Persistence, the stress-tolerant state, is arguably the most vital phenotype since nearly all cells experience nutrient stress, which causes a sub-population to become dormant. However, how persister cells wake to reconstitute infections is not understood well. Here, using single-cell observations, we determined that Escherichia coli persister cells resuscitate primarily when presented with specific carbon sources, rather than spontaneously. In addition, we found that the mechanism of persister cell waking is through sensing nutrients by chemotaxis and phosphotransferase membrane proteins. Furthermore, nutrient transport reduces the level of secondary messenger cAMP through enzyme IIA; this reduction in cAMP levels leads to ribosome resuscitation and rescue. Resuscitating cells also immediately commence chemotaxis toward nutrients, although flagellar motion is not required for waking. Hence, persister cells wake by perceiving nutrients via membrane receptors that relay the signal to ribosomes via the secondary messenger cAMP, and persisters wake and utilize chemotaxis to acquire nutrients.
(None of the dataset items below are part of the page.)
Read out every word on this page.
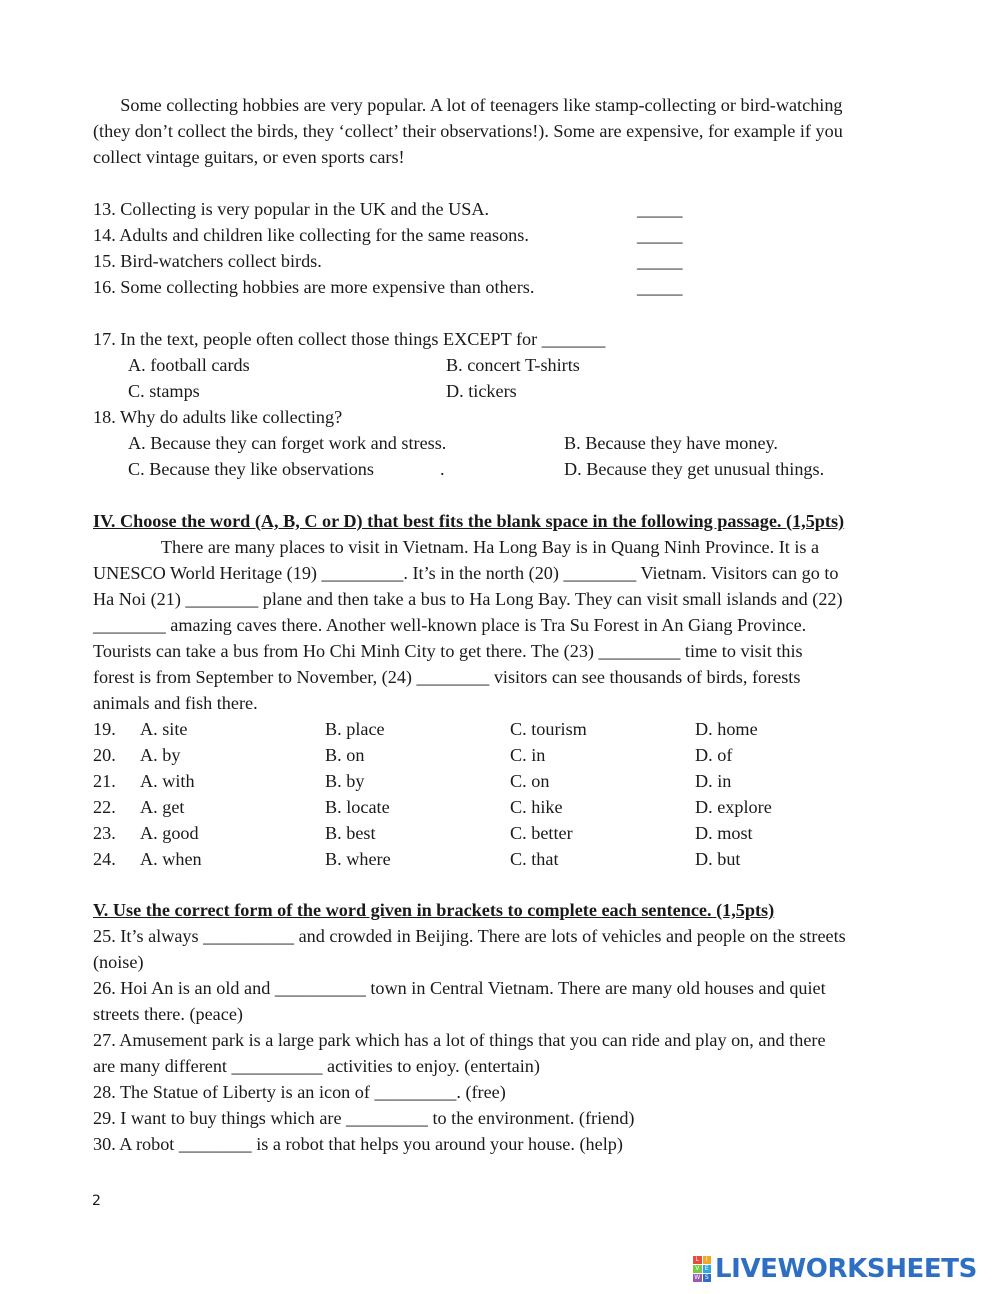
Some collecting hobbies are very popular. A lot of teenagers like stamp-collecting or bird-watching
(they don’t collect the birds, they ‘collect’ their observations!). Some are expensive, for example if you
collect vintage guitars, or even sports cars!
13. Collecting is very popular in the UK and the USA.	_____
14. Adults and children like collecting for the same reasons.	_____
15. Bird-watchers collect birds.	_____
16. Some collecting hobbies are more expensive than others.	_____
17. In the text, people often collect those things EXCEPT for _______
A. football cards	B. concert T-shirts
C. stamps	D. tickers
18. Why do adults like collecting?
A. Because they can forget work and stress.	B. Because they have money.
C. Because they like observations	.	D. Because they get unusual things.
IV. Choose the word (A, B, C or D) that best fits the blank space in the following passage. (1,5pts)
There are many places to visit in Vietnam. Ha Long Bay is in Quang Ninh Province. It is a
UNESCO World Heritage (19) _________. It’s in the north (20) ________ Vietnam. Visitors can go to
Ha Noi (21) ________ plane and then take a bus to Ha Long Bay. They can visit small islands and (22)
________ amazing caves there. Another well-known place is Tra Su Forest in An Giang Province.
Tourists can take a bus from Ho Chi Minh City to get there. The (23) _________ time to visit this
forest is from September to November, (24) ________ visitors can see thousands of birds, forests
animals and fish there.
19. A. site	B. place	C. tourism	D. home
20. A. by	B. on	C. in	D. of
21. A. with	B. by	C. on	D. in
22. A. get	B. locate	C. hike	D. explore
23. A. good	B. best	C. better	D. most
24. A. when	B. where	C. that	D. but
V. Use the correct form of the word given in brackets to complete each sentence. (1,5pts)
25. It’s always __________ and crowded in Beijing. There are lots of vehicles and people on the streets
(noise)
26. Hoi An is an old and __________ town in Central Vietnam. There are many old houses and quiet
streets there. (peace)
27. Amusement park is a large park which has a lot of things that you can ride and play on, and there
are many different __________ activities to enjoy. (entertain)
28. The Statue of Liberty is an icon of _________. (free)
29. I want to buy things which are _________ to the environment. (friend)
30. A robot ________ is a robot that helps you around your house. (help)
2
L	I
V E
W S LIVEWORKSHEETS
持久性，即耐压力状态，可以说是最重要的表型，因为几乎所有细胞都经历营养胁迫，这会导致亚群进入休眠状态。但是，人们对持久性细胞如何唤醒以重构感染的认识还不清楚。在这里，使用单细胞观察，我们确定大肠杆菌当存在特定的碳源时，持久性细胞主要是复苏，而不是自发的。此外，我们发现持久性细胞苏醒的机制是通过趋化性和磷酸转移酶膜蛋白来感知营养。此外，营养物质的运输通过酶IIA降低了次级信使cAMP的水平。cAMP水平的降低导致核糖体复苏和抢救。尽管苏醒不需要鞭毛运动，但复苏的细胞也可立即开始趋向营养。因此，持久性细胞通过经由膜受体感知营养而醒来，该膜受体通过次级信使cAMP将信号传递给核糖体，持久性醒并利用趋化性获取营养。